I guess I’m one of them, too, although you’d have to pay me to wear a team jersey. (That seems like such a fucking childish thing to me … honestly, kids wear that sort of shit, not grown men.) I’m just as informed as any slightly above average fan and have a sense of team history going back to the early 70s (which was much stronger then thanks to baseball cards and the tons of information noted on the back of each card). I’m not one of these Ken Burns/George Will baseball fans … waiting for Morgan Freeman’s melodious voice to say something profound about Babe Ruth over a George Winston piano solo while the camera slow pans a stock black-and-white photo … fuck that shit. Guys who feel that way about baseball tend to have never played the game at all. I’m not a historian or uber-fan. I just enjoy watching the games and feel some sense of connection in my life to trace this minor passion back to my childhood.
And one thing I realized, even watching the Phillies lose this past week: these are the days for Phillies fans. Think about it. When I was a kid, the Phils truly sucked in the early part of the 70s, they got Steve Carlton, guys like Mike Schmidt, Greg "The Bull" Luzinski and Larry Bowa came up through the farm system, and they slowly changed, so that by 1976, they were a very good team. Went all the way in 1980. Lost in the World Series like they did this year in 1983. And that stretch from 1976 to 1983, in my mind, are The Golden Years (of my life) for the Phillies, filled with legendary players, back when life was good, things were easier, made more sense, etc.
But I was a kid in a small town, and it was the 70s. The Phils have been playing on a playoff-quality level since 2007, and if all goes well, should do the same next year, and a few more years to come if they can keep their core group of good players (Utley, Howard, Rollins, Victorino, Werth) intact and pick up some good pitching.

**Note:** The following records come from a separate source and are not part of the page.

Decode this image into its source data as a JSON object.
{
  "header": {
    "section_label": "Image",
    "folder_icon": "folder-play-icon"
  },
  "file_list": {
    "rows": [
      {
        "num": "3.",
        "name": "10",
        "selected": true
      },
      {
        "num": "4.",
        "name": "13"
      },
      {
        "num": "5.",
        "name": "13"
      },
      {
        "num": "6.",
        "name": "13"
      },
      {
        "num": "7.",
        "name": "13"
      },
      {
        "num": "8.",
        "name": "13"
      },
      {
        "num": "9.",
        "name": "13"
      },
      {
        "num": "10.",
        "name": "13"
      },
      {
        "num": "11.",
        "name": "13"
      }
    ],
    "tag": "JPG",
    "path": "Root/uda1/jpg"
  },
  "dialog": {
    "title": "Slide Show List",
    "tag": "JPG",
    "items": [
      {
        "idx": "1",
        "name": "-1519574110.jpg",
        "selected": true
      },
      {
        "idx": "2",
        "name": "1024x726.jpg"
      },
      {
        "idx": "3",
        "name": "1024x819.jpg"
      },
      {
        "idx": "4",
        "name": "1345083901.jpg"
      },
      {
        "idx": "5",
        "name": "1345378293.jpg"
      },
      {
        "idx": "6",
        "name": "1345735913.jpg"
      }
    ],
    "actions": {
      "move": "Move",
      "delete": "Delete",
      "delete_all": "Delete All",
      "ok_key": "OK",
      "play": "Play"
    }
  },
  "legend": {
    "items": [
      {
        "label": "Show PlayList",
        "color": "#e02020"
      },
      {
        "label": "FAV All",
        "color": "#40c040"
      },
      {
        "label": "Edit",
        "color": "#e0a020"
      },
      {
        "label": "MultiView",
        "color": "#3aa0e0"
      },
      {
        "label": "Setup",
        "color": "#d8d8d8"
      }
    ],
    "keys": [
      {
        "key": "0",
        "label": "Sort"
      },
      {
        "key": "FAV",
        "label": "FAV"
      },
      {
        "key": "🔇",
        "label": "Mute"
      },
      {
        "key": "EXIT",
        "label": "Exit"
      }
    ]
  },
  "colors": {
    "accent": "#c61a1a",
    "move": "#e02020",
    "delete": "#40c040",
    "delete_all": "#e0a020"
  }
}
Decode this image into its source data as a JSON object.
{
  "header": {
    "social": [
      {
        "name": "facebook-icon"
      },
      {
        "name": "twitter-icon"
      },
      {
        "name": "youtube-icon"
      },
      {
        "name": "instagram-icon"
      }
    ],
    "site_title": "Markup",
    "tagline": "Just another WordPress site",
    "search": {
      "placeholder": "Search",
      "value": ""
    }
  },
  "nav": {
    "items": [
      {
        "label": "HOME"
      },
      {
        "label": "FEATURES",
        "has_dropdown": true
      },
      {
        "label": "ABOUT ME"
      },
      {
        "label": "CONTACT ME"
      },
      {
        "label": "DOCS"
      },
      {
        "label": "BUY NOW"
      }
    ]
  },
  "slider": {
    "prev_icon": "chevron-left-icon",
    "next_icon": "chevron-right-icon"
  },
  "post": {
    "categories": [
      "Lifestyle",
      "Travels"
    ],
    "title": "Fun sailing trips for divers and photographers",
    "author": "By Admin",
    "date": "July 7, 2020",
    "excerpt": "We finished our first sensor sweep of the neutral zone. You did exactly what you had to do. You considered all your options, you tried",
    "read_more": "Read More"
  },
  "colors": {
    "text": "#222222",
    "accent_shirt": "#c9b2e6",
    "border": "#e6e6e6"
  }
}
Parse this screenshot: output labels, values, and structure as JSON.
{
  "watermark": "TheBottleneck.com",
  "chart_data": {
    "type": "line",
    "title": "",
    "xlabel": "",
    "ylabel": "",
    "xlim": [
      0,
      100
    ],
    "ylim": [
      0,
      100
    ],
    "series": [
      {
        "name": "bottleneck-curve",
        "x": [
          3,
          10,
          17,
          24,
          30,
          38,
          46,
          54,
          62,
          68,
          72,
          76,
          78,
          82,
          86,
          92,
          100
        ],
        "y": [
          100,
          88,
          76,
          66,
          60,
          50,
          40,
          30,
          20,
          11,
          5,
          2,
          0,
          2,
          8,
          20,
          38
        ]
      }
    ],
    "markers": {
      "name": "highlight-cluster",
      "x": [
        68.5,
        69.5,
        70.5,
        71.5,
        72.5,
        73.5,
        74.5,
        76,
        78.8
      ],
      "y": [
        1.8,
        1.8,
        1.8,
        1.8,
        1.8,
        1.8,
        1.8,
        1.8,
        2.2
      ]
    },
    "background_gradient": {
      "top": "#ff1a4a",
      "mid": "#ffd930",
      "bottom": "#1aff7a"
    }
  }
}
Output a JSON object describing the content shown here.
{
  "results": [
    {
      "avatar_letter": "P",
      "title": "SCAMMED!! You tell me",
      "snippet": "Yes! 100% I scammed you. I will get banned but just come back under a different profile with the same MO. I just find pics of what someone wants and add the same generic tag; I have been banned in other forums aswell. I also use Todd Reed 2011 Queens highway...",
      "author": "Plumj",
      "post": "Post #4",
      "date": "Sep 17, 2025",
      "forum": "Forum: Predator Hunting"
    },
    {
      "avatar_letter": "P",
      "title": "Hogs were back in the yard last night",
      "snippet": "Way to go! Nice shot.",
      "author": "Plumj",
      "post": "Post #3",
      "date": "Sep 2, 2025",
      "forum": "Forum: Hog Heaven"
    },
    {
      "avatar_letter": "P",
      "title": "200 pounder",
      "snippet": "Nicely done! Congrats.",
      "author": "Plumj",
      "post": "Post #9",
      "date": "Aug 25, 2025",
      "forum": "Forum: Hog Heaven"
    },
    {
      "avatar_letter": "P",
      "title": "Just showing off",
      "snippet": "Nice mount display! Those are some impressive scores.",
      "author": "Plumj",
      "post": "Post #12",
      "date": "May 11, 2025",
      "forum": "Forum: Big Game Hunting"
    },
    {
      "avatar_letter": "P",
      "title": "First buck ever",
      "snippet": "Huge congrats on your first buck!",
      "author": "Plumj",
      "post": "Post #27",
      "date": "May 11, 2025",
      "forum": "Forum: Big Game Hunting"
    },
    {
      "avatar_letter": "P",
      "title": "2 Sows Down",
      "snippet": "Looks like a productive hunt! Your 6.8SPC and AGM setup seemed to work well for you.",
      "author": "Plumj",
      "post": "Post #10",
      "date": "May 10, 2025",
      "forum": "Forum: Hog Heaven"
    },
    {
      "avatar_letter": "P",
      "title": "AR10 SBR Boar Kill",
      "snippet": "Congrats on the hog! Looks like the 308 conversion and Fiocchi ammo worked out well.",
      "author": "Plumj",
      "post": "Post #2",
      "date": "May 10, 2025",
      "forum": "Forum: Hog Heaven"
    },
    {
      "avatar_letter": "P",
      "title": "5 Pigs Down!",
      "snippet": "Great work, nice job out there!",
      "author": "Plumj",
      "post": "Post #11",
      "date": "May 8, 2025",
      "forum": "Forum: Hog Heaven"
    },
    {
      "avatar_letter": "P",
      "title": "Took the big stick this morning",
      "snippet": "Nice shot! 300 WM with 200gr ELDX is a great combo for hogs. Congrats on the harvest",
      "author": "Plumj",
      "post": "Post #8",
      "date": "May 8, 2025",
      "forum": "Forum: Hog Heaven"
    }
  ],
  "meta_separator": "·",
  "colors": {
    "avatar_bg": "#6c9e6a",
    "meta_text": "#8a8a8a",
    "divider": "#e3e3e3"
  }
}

They apparently have a pretty good farm system with some new names that will probably be on the team next year to hopefully add to the long list of solid regulars. It feels pretty good to be a Phillies fan right now.
And, in my mind, these are the days, now, just like they were back then. Save the players are now almost half my age. I don’t look up to them – in fact, a lot of them seem a bit weird. Jayson Werth looks like he should be wearing a sheepskin vest and screwing a girl on a rock in some heathen ceremony in the woods. Shane Victorino, the Flyin’ Hawaiian, looks like he’s about to jump out of his skin every second of the game. Cole Hamels, last year’s ace and this year’s goat, has a permanent southern Cal surfer dude smirk on his face that works real well when he’s winning, but turned sour this year. I don't know what Chase Utley has in his hair each game, but it looks like a handful of Crisco.
But they’re not the bunch of miscreants who stumbled through a losing effort in the 1993 World Series. That team seemed like a 75 Pinto shot into space like a freak comet. Guys like John Kruk at first, who hit well, but looked like he should have been playing the field with a can of Pabst in his throwing hand. And Mitch “Wild Thing” Williams on the mound, working a serious mullet, as many of the guys on that team did. From Wikipedia, a great quote from John Kruk about that team: “The previous year, noting the presence of the clean-cut Dale Murphy, Kruk himself described the team as ‘24 morons and one Mormon.’” They were in last place in 1992 and would sink back into a long malaise after that season -- which was nothing new for long-time Phillies fans.
No, right now, things are pretty good, and it’s worthwhile for me to note that. The “good old days” are never the good old days when you’re living them.